Voorbeeld van kennis en vaardigheidsdoelen; ze gaan vaak over WAT je moet leren:
-
Aan het einde van de les ken je alle hoofdsteden van de Provincies
-
Aan het einde van dit project kun je twee manieren noemen om de waterstand in een polder te beheersen
-
Aan het einde van deze lessenserie kennen jullie minstens 25 Engelse woorden die met voeding te maken hebben, met de betekenis.
-
Aan het einde van deze lessenserie kun je een gezicht in de juiste verhouding tekenen

Proces/Strategie
Leerlingen hebben processen, strategieën en inzichten nodig om een taak of resultaat te bereiken. Het gaat hier vooral om leren-leren doelen en de wijze waarop zij leren. Hoe meer inzicht leerlingen krijgen in de strategieën en processen die zij toepassen, hoe gemakkelijker het leren in de toekomst verloopt en hoe gemakkelijker zij ook de transfer naar andere situaties kunnen maken. Zij hebben inzicht gekregen in HOE doe ik iets.

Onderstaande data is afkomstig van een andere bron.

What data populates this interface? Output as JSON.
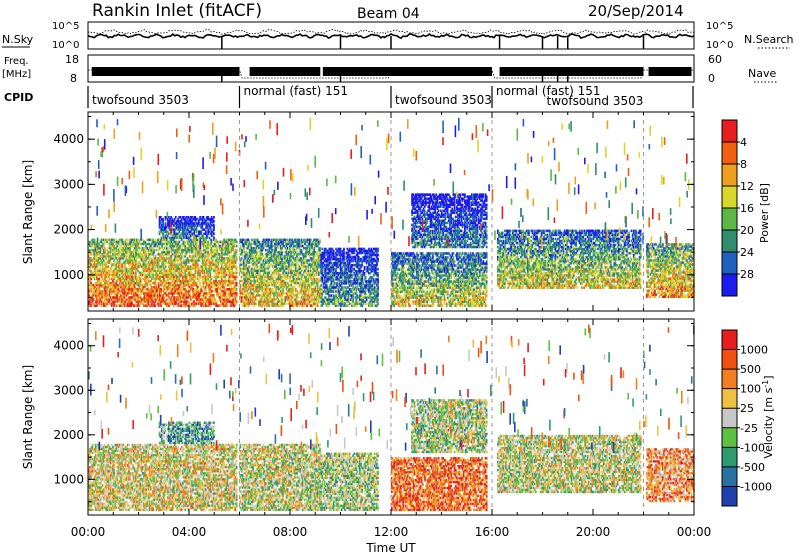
{
  "header": {
    "station": "Rankin Inlet (fitACF)",
    "beam": "Beam 04",
    "date": "20/Sep/2014"
  },
  "strips": {
    "nsky_label": "N.Sky",
    "nsky_ticks": [
      "10^5",
      "10^0"
    ],
    "nsearch_label": "N.Search",
    "nsearch_ticks": [
      "10^5",
      "10^0"
    ],
    "freq_label": "Freq.",
    "freq_unit": "[MHz]",
    "freq_ticks": [
      "18",
      "8"
    ],
    "nave_label": "Nave",
    "nave_ticks": [
      "60",
      "0"
    ],
    "cpid_label": "CPID",
    "cpid_segments": [
      {
        "label": "twofsound 3503",
        "start": 0.0,
        "end": 6.0
      },
      {
        "label": "normal (fast) 151",
        "start": 6.0,
        "end": 12.0
      },
      {
        "label": "twofsound 3503",
        "start": 12.0,
        "end": 16.0
      },
      {
        "label": "normal (fast) 151",
        "start": 16.0,
        "end": 22.0
      },
      {
        "label": "twofsound 3503",
        "start": 18.0,
        "end": 22.0
      }
    ]
  },
  "chart_data": [
    {
      "type": "heatmap",
      "parameter": "power",
      "ylabel": "Slant Range [km]",
      "xlabel": "",
      "ylim": [
        200,
        4600
      ],
      "yticks": [
        "1000",
        "2000",
        "3000",
        "4000"
      ],
      "colorbar_label": "Power [dB]",
      "colorbar_ticks": [
        "4",
        "8",
        "12",
        "16",
        "20",
        "24",
        "28"
      ],
      "colors": [
        "#1c1cf0",
        "#2060c0",
        "#2e8e6e",
        "#5cb846",
        "#d8d82c",
        "#f0a020",
        "#f06010",
        "#e81e1e"
      ],
      "echo_regions": [
        {
          "t0": 0.0,
          "t1": 5.9,
          "r0": 300,
          "r1": 1800,
          "level": 0.85
        },
        {
          "t0": 2.8,
          "t1": 5.0,
          "r0": 1800,
          "r1": 2300,
          "level": 0.3
        },
        {
          "t0": 6.0,
          "t1": 9.2,
          "r0": 300,
          "r1": 1800,
          "level": 0.7
        },
        {
          "t0": 9.2,
          "t1": 11.5,
          "r0": 300,
          "r1": 1600,
          "level": 0.4
        },
        {
          "t0": 12.0,
          "t1": 15.8,
          "r0": 300,
          "r1": 1500,
          "level": 0.6
        },
        {
          "t0": 12.8,
          "t1": 15.8,
          "r0": 1600,
          "r1": 2800,
          "level": 0.3
        },
        {
          "t0": 16.2,
          "t1": 21.9,
          "r0": 700,
          "r1": 2000,
          "level": 0.6
        },
        {
          "t0": 22.1,
          "t1": 24.0,
          "r0": 500,
          "r1": 1700,
          "level": 0.75
        }
      ]
    },
    {
      "type": "heatmap",
      "parameter": "velocity",
      "ylabel": "Slant Range [km]",
      "xlabel": "Time UT",
      "ylim": [
        200,
        4600
      ],
      "yticks": [
        "1000",
        "2000",
        "3000",
        "4000"
      ],
      "xticks": [
        "00:00",
        "04:00",
        "08:00",
        "12:00",
        "16:00",
        "20:00",
        "00:00"
      ],
      "xlim": [
        0,
        24
      ],
      "colorbar_label": "Velocity [m s",
      "colorbar_label_sup": "-1",
      "colorbar_label_end": "]",
      "colorbar_ticks": [
        "1000",
        "500",
        "100",
        "25",
        "-25",
        "-100",
        "-500",
        "-1000"
      ],
      "colors": [
        "#2040b0",
        "#2a70a0",
        "#2e9a70",
        "#5cc040",
        "#c8c8c8",
        "#f0c040",
        "#f08020",
        "#f05010",
        "#e81e1e"
      ],
      "echo_regions": [
        {
          "t0": 0.0,
          "t1": 5.9,
          "r0": 300,
          "r1": 1800,
          "level": 0.55
        },
        {
          "t0": 2.8,
          "t1": 5.0,
          "r0": 1800,
          "r1": 2300,
          "level": 0.3
        },
        {
          "t0": 6.0,
          "t1": 9.2,
          "r0": 300,
          "r1": 1800,
          "level": 0.5
        },
        {
          "t0": 9.2,
          "t1": 11.5,
          "r0": 300,
          "r1": 1600,
          "level": 0.45
        },
        {
          "t0": 12.0,
          "t1": 15.8,
          "r0": 300,
          "r1": 1500,
          "level": 0.8
        },
        {
          "t0": 12.8,
          "t1": 15.8,
          "r0": 1600,
          "r1": 2800,
          "level": 0.45
        },
        {
          "t0": 16.2,
          "t1": 21.9,
          "r0": 700,
          "r1": 2000,
          "level": 0.5
        },
        {
          "t0": 22.1,
          "t1": 24.0,
          "r0": 500,
          "r1": 1700,
          "level": 0.7
        }
      ]
    }
  ]
}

Het gaat dan bijvoorbeeld over het toepassen van een formule bij wiskunde, hoe je een zin ontleed of hoe je een tekening vanuit een driedimensionaal figuur in een tweedimensionale tekening verwerkt. Daarnaast is er een groot aantal strategieën en processen die niet over de lesstof maar over zelfregulatie gaan, bijvoorbeeld hoofd- en bijzaken kunnen onderscheiden, plannen, analyseren, eerst denken en dan doen, reflecteren. In dit kader kunnen ook de executieve functies worden genoemd, de processen in de hersenen die denken en gedrag sturen.
Voorbeeld van leerdoelen op proces of strategie:
-
Aan het einde van deze periode maakt iedere leerling met behulp van een woordweb een samenvatting van de lesstof waarin het verband tussen de vier kernbegrippen zichtbaar is.
-
Aan het einde van deze les kan iedere leerling uitleggen hoe hij formule X toepast.

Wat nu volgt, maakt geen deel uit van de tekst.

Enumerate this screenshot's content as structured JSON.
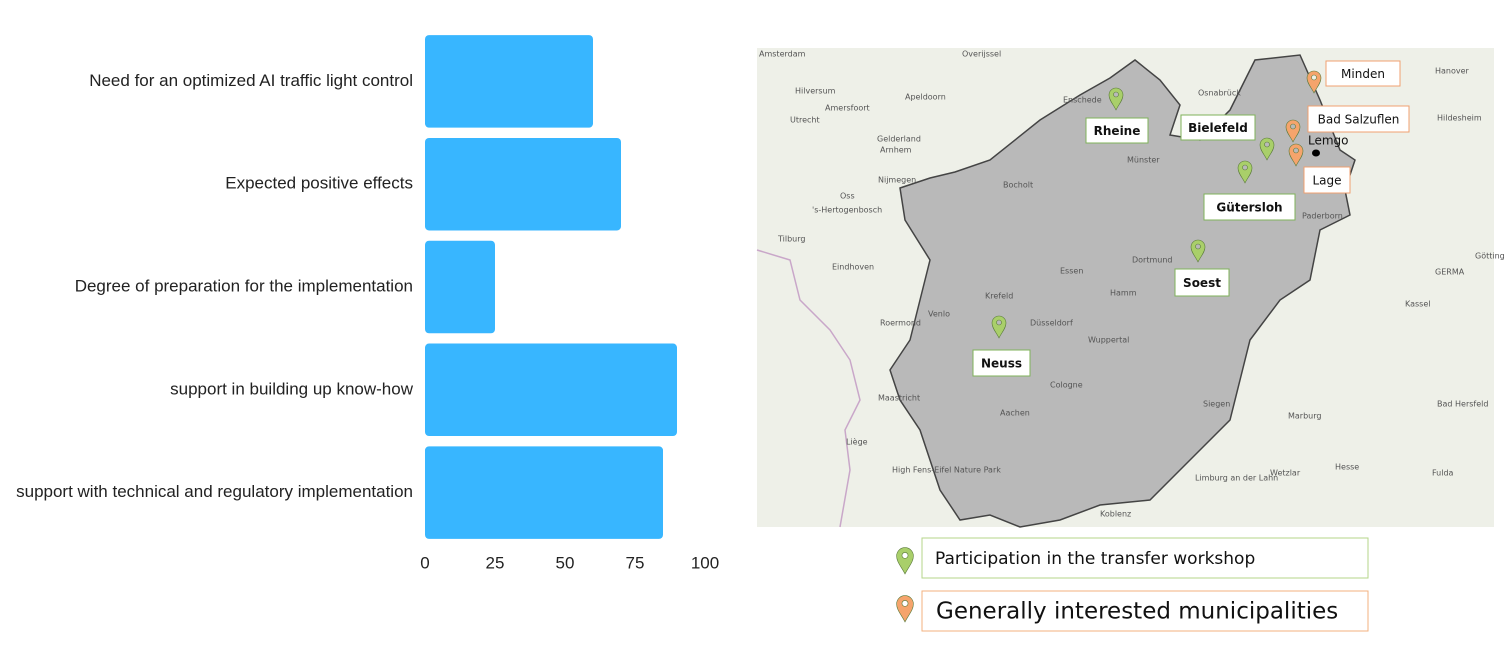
{
  "chart_data": {
    "type": "bar",
    "orientation": "horizontal",
    "categories": [
      "Need for an optimized AI traffic light control",
      "Expected positive effects",
      "Degree of preparation for the implementation",
      "support in building up know-how",
      "support with technical and regulatory implementation"
    ],
    "values": [
      60,
      70,
      25,
      90,
      85
    ],
    "color": "#38b6ff",
    "xlim": [
      0,
      100
    ],
    "xticks": [
      0,
      25,
      50,
      75,
      100
    ],
    "grid": false
  },
  "map": {
    "workshop_markers": [
      "Rheine",
      "Bielefeld",
      "Gütersloh",
      "Soest",
      "Neuss"
    ],
    "interested_markers": [
      "Minden",
      "Bad Salzuflen",
      "Lage"
    ],
    "town": "Lemgo",
    "legend": [
      {
        "label": "Participation in the transfer workshop",
        "color": "#a9cf6a"
      },
      {
        "label": "Generally interested municipalities",
        "color": "#f5a46c"
      }
    ],
    "base_labels": [
      "Amsterdam",
      "Overijssel",
      "Hilversum",
      "Apeldoorn",
      "Amersfoort",
      "Utrecht",
      "Enschede",
      "Osnabrück",
      "Hanover",
      "Hildesheim",
      "Gelderland",
      "Arnhem",
      "Münster",
      "Nijmegen",
      "Oss",
      "'s-Hertogenbosch",
      "Bocholt",
      "Tilburg",
      "Paderborn",
      "Eindhoven",
      "Dortmund",
      "Essen",
      "Krefeld",
      "Düsseldorf",
      "Wuppertal",
      "Hamm",
      "Kassel",
      "GERMA",
      "Roermond",
      "Venlo",
      "Maastricht",
      "Cologne",
      "Aachen",
      "Liège",
      "Siegen",
      "Marburg",
      "Bad Hersfeld",
      "Hesse",
      "Wetzlar",
      "Fulda",
      "Limburg an der Lahn",
      "Koblenz",
      "High Fens-Eifel Nature Park",
      "Göttingen"
    ]
  }
}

Leerling kent steeds zijn Engelse woordjes niet, waarna de leraar in een persoonlijk gesprekje het leerdoel op dat moment bedenkt: Jij gaat je woordjes nu op de twee manieren leren zoals ik je net heb uitgelegd. Morgen ga jij mij vertellen welke leerstrategie het beste bij jou past en waarom.

Leerstand/Gevoel
Gevoel heeft een belangrijk effect op het leerrendement. Als een leerling blokkeert, weet je als leraar dat er niets meer wordt geleerd. Breinonderzoek heeft aangetoond dat plezier het leerrendement verhoogt (Dirksen& Möller, 2014).

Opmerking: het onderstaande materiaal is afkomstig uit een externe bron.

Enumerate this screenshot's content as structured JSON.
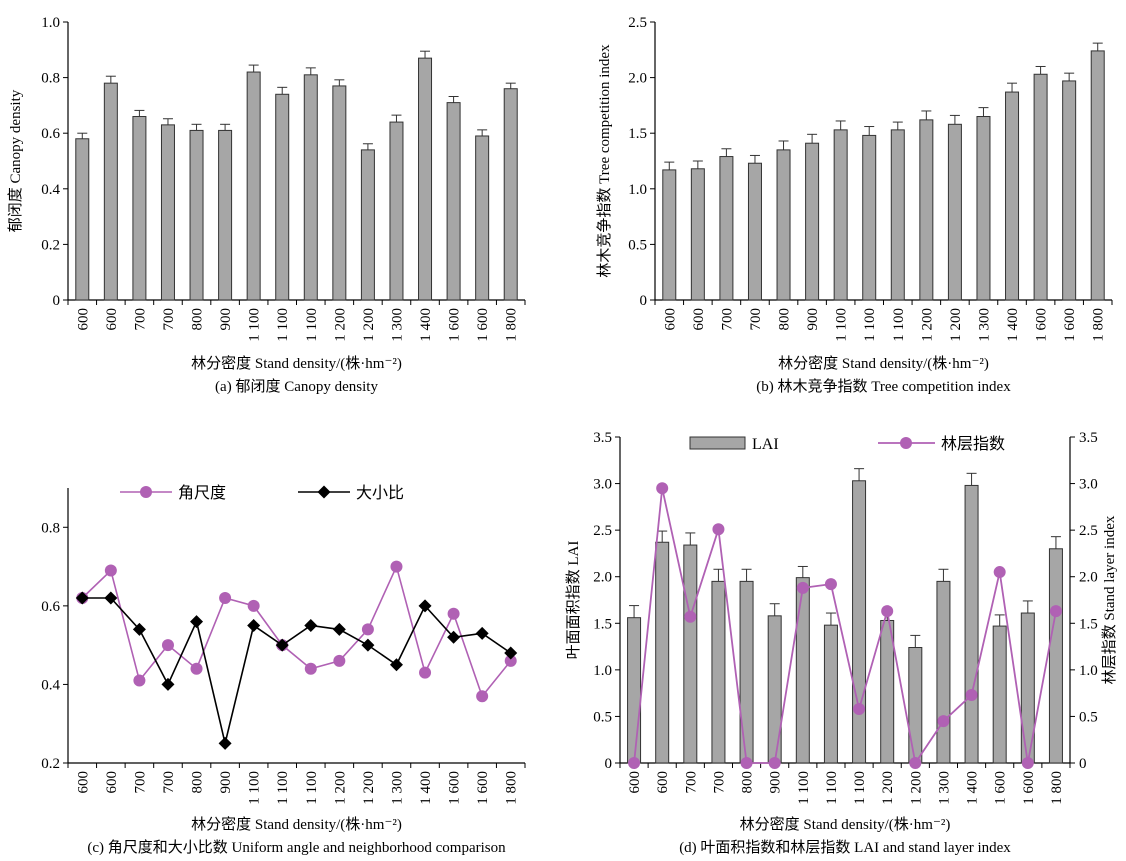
{
  "colors": {
    "bar_fill": "#a6a6a6",
    "bar_stroke": "#333333",
    "purple": "#b061b4",
    "black": "#000000"
  },
  "chart_data": [
    {
      "type": "bar",
      "title": "(a) 郁闭度 Canopy density",
      "xlabel": "林分密度 Stand density/(株·hm⁻²)",
      "ylabel": "郁闭度 Canopy density",
      "categories": [
        "600",
        "600",
        "700",
        "700",
        "800",
        "900",
        "1 100",
        "1 100",
        "1 100",
        "1 200",
        "1 200",
        "1 300",
        "1 400",
        "1 600",
        "1 600",
        "1 800"
      ],
      "series": [
        {
          "values": [
            0.58,
            0.78,
            0.66,
            0.63,
            0.61,
            0.61,
            0.82,
            0.74,
            0.81,
            0.77,
            0.54,
            0.64,
            0.87,
            0.71,
            0.59,
            0.76
          ],
          "errors": [
            0.02,
            0.025,
            0.022,
            0.022,
            0.022,
            0.022,
            0.025,
            0.025,
            0.025,
            0.022,
            0.022,
            0.025,
            0.025,
            0.022,
            0.022,
            0.02
          ]
        }
      ],
      "ylim": [
        0,
        1.0
      ],
      "yticks": [
        "0",
        "0.2",
        "0.4",
        "0.6",
        "0.8",
        "1.0"
      ],
      "grid": false
    },
    {
      "type": "bar",
      "title": "(b) 林木竞争指数 Tree competition index",
      "xlabel": "林分密度 Stand density/(株·hm⁻²)",
      "ylabel": "林木竞争指数 Tree competition index",
      "categories": [
        "600",
        "600",
        "700",
        "700",
        "800",
        "900",
        "1 100",
        "1 100",
        "1 100",
        "1 200",
        "1 200",
        "1 300",
        "1 400",
        "1 600",
        "1 600",
        "1 800"
      ],
      "series": [
        {
          "values": [
            1.17,
            1.18,
            1.29,
            1.23,
            1.35,
            1.41,
            1.53,
            1.48,
            1.53,
            1.62,
            1.58,
            1.65,
            1.87,
            2.03,
            1.97,
            2.24
          ],
          "errors": [
            0.07,
            0.07,
            0.07,
            0.07,
            0.08,
            0.08,
            0.08,
            0.08,
            0.07,
            0.08,
            0.08,
            0.08,
            0.08,
            0.07,
            0.07,
            0.07
          ]
        }
      ],
      "ylim": [
        0,
        2.5
      ],
      "yticks": [
        "0",
        "0.5",
        "1.0",
        "1.5",
        "2.0",
        "2.5"
      ],
      "grid": false
    },
    {
      "type": "line",
      "title": "(c) 角尺度和大小比数 Uniform angle and neighborhood comparison",
      "xlabel": "林分密度 Stand density/(株·hm⁻²)",
      "ylabel": "",
      "categories": [
        "600",
        "600",
        "700",
        "700",
        "800",
        "900",
        "1 100",
        "1 100",
        "1 100",
        "1 200",
        "1 200",
        "1 300",
        "1 400",
        "1 600",
        "1 600",
        "1 800"
      ],
      "series": [
        {
          "name": "角尺度",
          "marker": "circle",
          "color": "#b061b4",
          "values": [
            0.62,
            0.69,
            0.41,
            0.5,
            0.44,
            0.62,
            0.6,
            0.5,
            0.44,
            0.46,
            0.54,
            0.7,
            0.43,
            0.58,
            0.37,
            0.46
          ]
        },
        {
          "name": "大小比",
          "marker": "diamond",
          "color": "#000000",
          "values": [
            0.62,
            0.62,
            0.54,
            0.4,
            0.56,
            0.25,
            0.55,
            0.5,
            0.55,
            0.54,
            0.5,
            0.45,
            0.6,
            0.52,
            0.53,
            0.48
          ]
        }
      ],
      "ylim": [
        0.2,
        0.9
      ],
      "yticks": [
        "0.2",
        "0.4",
        "0.6",
        "0.8"
      ],
      "legend": "top",
      "grid": false
    },
    {
      "type": "bar",
      "title": "(d) 叶面积指数和林层指数 LAI and stand layer index",
      "xlabel": "林分密度 Stand density/(株·hm⁻²)",
      "ylabel": "叶面面积指数 LAI",
      "y2label": "林层指数 Stand layer index",
      "categories": [
        "600",
        "600",
        "700",
        "700",
        "800",
        "900",
        "1 100",
        "1 100",
        "1 100",
        "1 200",
        "1 200",
        "1 300",
        "1 400",
        "1 600",
        "1 600",
        "1 800"
      ],
      "series": [
        {
          "name": "LAI",
          "type": "bar",
          "values": [
            1.56,
            2.37,
            2.34,
            1.95,
            1.95,
            1.58,
            1.99,
            1.48,
            3.03,
            1.53,
            1.24,
            1.95,
            2.98,
            1.47,
            1.61,
            2.3
          ],
          "errors": [
            0.13,
            0.12,
            0.13,
            0.13,
            0.13,
            0.13,
            0.12,
            0.13,
            0.13,
            0.12,
            0.13,
            0.13,
            0.13,
            0.12,
            0.13,
            0.13
          ]
        },
        {
          "name": "林层指数",
          "type": "line",
          "axis": "right",
          "color": "#b061b4",
          "values": [
            0.0,
            2.95,
            1.57,
            2.51,
            0.0,
            0.0,
            1.88,
            1.92,
            0.58,
            1.63,
            0.0,
            0.45,
            0.73,
            2.05,
            0.0,
            1.63
          ]
        }
      ],
      "ylim": [
        0,
        3.5
      ],
      "yticks": [
        "0",
        "0.5",
        "1.0",
        "1.5",
        "2.0",
        "2.5",
        "3.0",
        "3.5"
      ],
      "y2ticks": [
        "0",
        "0.5",
        "1.0",
        "1.5",
        "2.0",
        "2.5",
        "3.0",
        "3.5"
      ],
      "legend": "top",
      "grid": false
    }
  ]
}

Als leerlingen zich hiervan bewust zijn en zich ook bewust zijn van de mogelijkheden om hierin zichzelf te sturen, dan kunnen ze zich hierin ontwikkelen (Dweck, 2011). Je kunt er dus expliciete leerdoelen voor formuleren.
Leerdoelen gericht op kennis worden vaak rechtstreeks uit de leerboeken, de lesstof gehaald. Leerdoelen gericht op gevoel of leerstand worden meestal pas geformuleerd na een gesprek met de leerling waarbij de leraar en de leerling samen onderzoeken wat bevorderende en belemmerende factoren voor het leren zijn en wat leren leuk maakt. Dat kan betekenen dat de leraar doelen voor zichzelf stelt bijvoorbeeld:
-
Ik wil deze leerling succeservaringen laten beleven. Daarom ga ik deze leerling driemaal per les een vraag stellen waarbij succes vrijwel gegarandeerd is.
-
Ik wil deze leerling op school houden en motiveren Eenmaal per week vraag ik even na de les hoe de thuissituatie is .
-
Een leerling die vaak chagrijnig is en slecht tot taakgericht werken komt, werkt actief en vrolijk aan een opdracht. Vanuit dat moment stelt de leraar een leerdoel: Deze leerling is zich straks bewust van het effect van zijn leerstand op de manier waarop hij taakgericht werkt.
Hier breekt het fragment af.